There are nearly 30 million small businesses in the U.S., which means millions of Americans have foregone traditional employment to live out their dreams of entrepreneurship.
Forging your own path is exciting, but there can be risks inherent in running a business. These include lawsuits that can result from worker injuries or accidents at your place of business (for example, if a customer slips at your restaurant and injures themselves), business disputes (between you and a business partner, say, or with a third-party vendor over payment), claims of wrongful termination and more.
Even if you've prepared for years, there's no way to predict every obstacle you might face, or to guarantee success. That's why there are various types of small business insurance, which can help protect yourself and your business from common entrepreneurial issues, leaving you with more energy and attention for pursuing the actual work you love. If you're not sure what you may need, however, it can help to learn the most common types of insurance available.
Before you purchase insurance, you may also want to do a risk evaluation or consider consulting a financial professional. Some risks, like those we've outlined above, are common regardless of your trade. Others may be particular to your industry, like worker's compensation claims in a construction company or cybersecurity breaches in a software company. What follows are types of small business insurance meant to help protect against some of the most common small business issues.
Key Person Insurance
Key person insurance helps protect your business in the event you or one of your key employees dies or becomes unexpectedly ill or disabled. As a business owner, you can take out a policy on a key person with your business as the beneficiary. If something ever happens to trigger the policy, your company receives the insurance benefit.
The loss of a key employee can lead to cash-flow issues, resources diverted to hire and train someone to replace the key employee, and even business disputes related to succession planning. Key person insurance can help protect against potential fallout from these situations and provide the money your business may need to continue operating.
Pension Risk Transfers
With regulatory and market changes, pension plan obligations can sometimes exceed what you or your plan sponsor had prepared for, leading to financial issues that may impact the business's long-term growth and sustainability. This is where pension risk transfers can help. These insurance policies allow companies to replace pension benefits (which are paid to plan participants) with insurer-covered annuity payments.
Pension risk transfers can help protect your business from market volatility and changes in regulation that can affect your pension costs and the amount you may have to pay out to employees. You can in turn maintain greater control over your company's balance sheet and better prepare to meet your future financial obligations.

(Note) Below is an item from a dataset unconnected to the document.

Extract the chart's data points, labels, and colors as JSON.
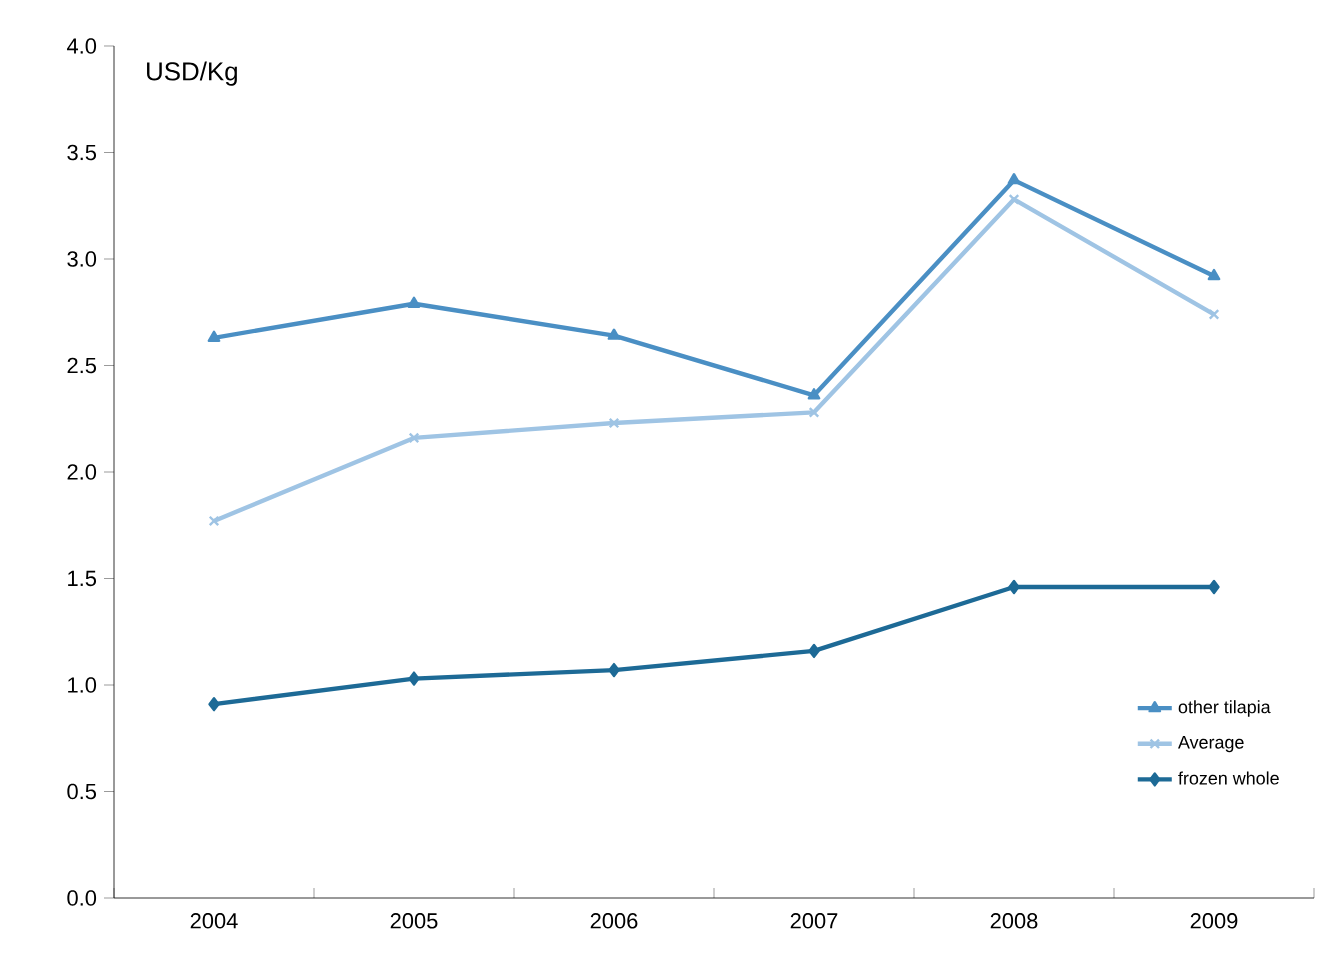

Business Transfer Agreements
As a small business owner, you'll likely want to have a succession plan in place in order to help ensure long-term business continuity. When it comes to making sure your business lives on when you retire — or if you were to unexpectedly become disabled or pass away — a business transfer agreement can form an essential part of your overall succession plan.
A business transfer agreement outlines the terms of the sale of your business to a family member, key employee or third party you've chosen as your successor, or as the business's new owner. The agreement will detail the fair market value or purchase price of the business, along with its assets. Such an agreement can also help minimize potential conflicts about who should run the business in your absence. As a business owner, you'll want to protect your legacy — and this often requires planning for the future today. A business transfer agreement offers a tool to help preempt future obstacles in the way of your business's longevity.
Preparing for the Unexpected
Becoming an entrepreneur can be a huge challenge — but also a rewarding one — meaning it's important to help manage your risks. Whether through key person insurance, pension risk transfers or a business transfer agreement, taking precautions now can help increase the likelihood your business will live on well into the future.